I think anonymity is a powerful tool for whistleblowers, social workers, and a variety of voices in peril of being clapped into chains by regimes determined to stamp out dissent. One can only imagine the outrage in colonial America when Mssrs. Paine and Franklin were anonymously twisting the mad King’s tail. One has to admire the courage of the samizdat underground press in the Soviet Union, the power of social media in the Arab Spring.

I believe free speech is a responsibility more than a right, and that anonymous speech — except in a few cases — is cowardice. I don’t believe “AI” or the “blockchain” are the solution, but I do support Po.et and other efforts to stamp content with a verified signifier of its authenticity. Technology isn’t the solution. Legislation and regulation are always chasing yesterday’s problems and can’t keep up with the new ones emerging thanks to Moore’s Law and all the other underpinnings of technology driven change. As someone on the wrong end of a British libel court’s declaration that Forbes had to insure that an offending article about a Russian kleptocrat not be readable in the U.K., I can attest at how boneheaded the courts can be about the realities of managing content on the Internet. Governments tend to charge blindly into the fray, with dumb laws like the EU’s “right to be forgotten” which is censorship in the name of privacy.  Just look at Sisyphean  idiocy of the Turks and their attempts to police online speech by making it a crime to criticize Erdogan or Mustafa Kamal Ataturk.

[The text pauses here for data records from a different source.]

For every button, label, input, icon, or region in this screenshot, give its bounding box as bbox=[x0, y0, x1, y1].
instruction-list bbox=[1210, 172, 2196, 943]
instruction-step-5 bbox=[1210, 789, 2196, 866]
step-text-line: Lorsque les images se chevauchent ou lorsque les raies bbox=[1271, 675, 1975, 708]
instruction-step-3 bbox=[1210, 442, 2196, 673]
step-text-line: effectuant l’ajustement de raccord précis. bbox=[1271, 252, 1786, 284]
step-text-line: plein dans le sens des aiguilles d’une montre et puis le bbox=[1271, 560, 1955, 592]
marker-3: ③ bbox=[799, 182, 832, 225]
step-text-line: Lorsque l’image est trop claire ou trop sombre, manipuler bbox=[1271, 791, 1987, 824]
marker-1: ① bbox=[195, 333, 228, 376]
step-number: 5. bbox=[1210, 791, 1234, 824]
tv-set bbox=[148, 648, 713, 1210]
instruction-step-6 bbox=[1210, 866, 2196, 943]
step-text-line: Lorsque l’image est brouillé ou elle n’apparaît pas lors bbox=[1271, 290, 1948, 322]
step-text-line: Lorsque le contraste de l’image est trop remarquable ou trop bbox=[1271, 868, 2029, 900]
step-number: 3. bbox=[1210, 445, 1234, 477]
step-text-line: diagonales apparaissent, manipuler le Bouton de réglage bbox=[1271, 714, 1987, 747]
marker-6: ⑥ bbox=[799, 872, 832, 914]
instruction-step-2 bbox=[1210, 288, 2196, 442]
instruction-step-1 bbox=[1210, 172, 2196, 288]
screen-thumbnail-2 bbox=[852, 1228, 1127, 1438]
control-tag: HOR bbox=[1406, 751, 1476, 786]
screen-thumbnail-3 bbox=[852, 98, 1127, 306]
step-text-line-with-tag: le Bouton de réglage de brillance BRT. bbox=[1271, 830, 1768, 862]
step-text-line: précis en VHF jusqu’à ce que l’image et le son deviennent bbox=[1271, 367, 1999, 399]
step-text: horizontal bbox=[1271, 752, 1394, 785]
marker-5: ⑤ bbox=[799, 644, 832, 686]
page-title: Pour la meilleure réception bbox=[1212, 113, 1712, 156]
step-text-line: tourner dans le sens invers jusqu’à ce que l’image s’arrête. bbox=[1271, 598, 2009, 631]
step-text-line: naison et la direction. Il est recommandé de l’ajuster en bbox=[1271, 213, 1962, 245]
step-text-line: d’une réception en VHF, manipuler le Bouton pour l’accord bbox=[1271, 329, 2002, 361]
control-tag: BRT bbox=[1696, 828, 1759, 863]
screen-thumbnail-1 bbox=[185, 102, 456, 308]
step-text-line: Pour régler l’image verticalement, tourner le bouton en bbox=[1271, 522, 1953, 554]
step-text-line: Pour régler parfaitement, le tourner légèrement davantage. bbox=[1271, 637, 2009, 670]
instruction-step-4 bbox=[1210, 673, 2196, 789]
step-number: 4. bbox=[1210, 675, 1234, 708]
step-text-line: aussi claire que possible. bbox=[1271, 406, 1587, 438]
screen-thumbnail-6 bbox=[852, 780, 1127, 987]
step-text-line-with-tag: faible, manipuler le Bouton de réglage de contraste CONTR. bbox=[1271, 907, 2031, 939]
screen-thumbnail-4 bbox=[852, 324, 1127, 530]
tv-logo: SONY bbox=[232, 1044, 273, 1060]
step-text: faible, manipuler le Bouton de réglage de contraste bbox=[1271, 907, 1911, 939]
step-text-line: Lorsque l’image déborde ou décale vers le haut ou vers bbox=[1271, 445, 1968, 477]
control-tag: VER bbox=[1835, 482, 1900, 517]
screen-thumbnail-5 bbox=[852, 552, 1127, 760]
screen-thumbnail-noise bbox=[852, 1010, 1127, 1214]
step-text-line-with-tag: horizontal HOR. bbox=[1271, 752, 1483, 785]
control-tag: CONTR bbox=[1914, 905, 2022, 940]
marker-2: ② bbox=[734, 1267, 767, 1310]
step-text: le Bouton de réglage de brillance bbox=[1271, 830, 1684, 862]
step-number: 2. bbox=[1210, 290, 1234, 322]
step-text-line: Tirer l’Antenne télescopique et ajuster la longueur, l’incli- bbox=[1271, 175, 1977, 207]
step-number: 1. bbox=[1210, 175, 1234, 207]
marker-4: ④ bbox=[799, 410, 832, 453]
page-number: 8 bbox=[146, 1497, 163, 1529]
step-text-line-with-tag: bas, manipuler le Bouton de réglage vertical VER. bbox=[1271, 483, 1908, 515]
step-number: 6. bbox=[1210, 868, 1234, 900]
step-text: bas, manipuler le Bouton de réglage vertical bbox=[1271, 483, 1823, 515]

What I do know is that it’s up to the authors to protect their own work,to be prepared to self-host, self-publish, self-fact check and be prepared defend that work against its critics and enemies. When the “Suede/Denim Thought Police” come knock knocking on your door, are you ready to go it alone and own your words and defend them against some policy coming out of a Facebook conference room or a Washington D.C. courtroom? Alex Jones may be entertaining, a total loon, a crazy person with a microphone — but it’s on him now to take responsibility for how his stuff is distributed, and that means building an audience without relying on the big Borg-ish networks like Google, Microsoft, Amazon, Facebook, Instagram, and Twitter. Those platforms are bad, indifferent, privacy-eating monsters with no moral compass other than shareholder value. There’s no freedom of speech to be found on a commercial platform, no assurances that their new army of moderators will do the right thing other than shield their employers from the courtroom. Dries Buytaert has it right — the closing of the Open Web and the sudden shift to the big platforms is a threat that can only be thwarted by using tools and technology that is open, out of the control of corporations and governments, and which will protect an author’s rights because the author cares enough to own their own words.

In 1722, when Benjamin Franklin’s brother James was jailed on libel charges for publishing Silence Dogood’s satirical letters, Franklin quoted Cato: “Without freedom of thought there can be no such thing as wisdom and no such thing as public liberty without freedom of speech.”